Azja 2012 – piętnasty dzień – Wietnam – Hanoi – Mauzoleum Ho Chi Minha
Spacer do Mauzoleum Ho Chi Minha. Ale wpierw trzeba do niego dojść. I znów typowe uliczne klimaty.
Jakie to były kiedyś przesądy jak się zobaczyło czarną wołgę? Pamiętam, że w jednym z nich zła wróżba mijała jak się zobaczyło białego poloneza. Problemom. Oba samochody już niespotykane.
Kto mówi, że motorki nie są pojemne jak samochody dostawcze?
Mauzoleum Ho Chi Minha
Po przeciwnej stronie.
Mur ogradzający część wojskową.
Pomnik poświęcony pamięci zaginionych żołnierzy podczas wojny.
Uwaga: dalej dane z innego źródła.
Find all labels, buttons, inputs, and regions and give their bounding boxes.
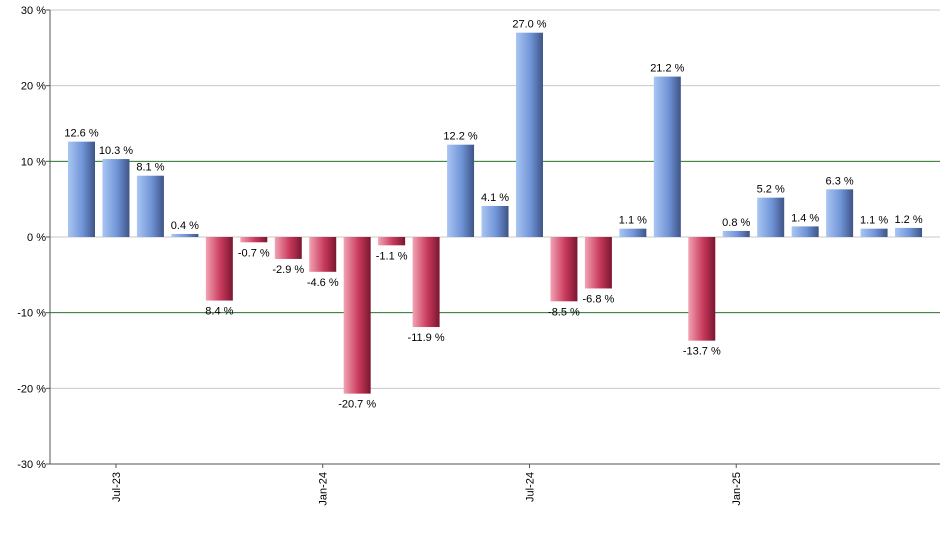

Tego pozbyliśmy się ponad dwadzieścia lat temu. Oni nadal go czczą.
Po co łóżko? Na motorku też można spać.
W Hanoi całe ulice specjalizują się w czymś. Mamy takie z zabawkami, elektroniką, przyprawami czy tak jak tutaj z warsztatami napraw jednośladów.
I znów tor kolejowy i życie woków niego.
Tym razem trafiłem na przejazd pociągu. W przeciwieństwie do nas gdzie zapory podnoszą się go góry tutaj są przesuwane wzdłuż toru.
Wietnamska zapora kolejowa w pełnej okazałości.
Ledwo pociąg mija przejazd już wraca na niego ruch.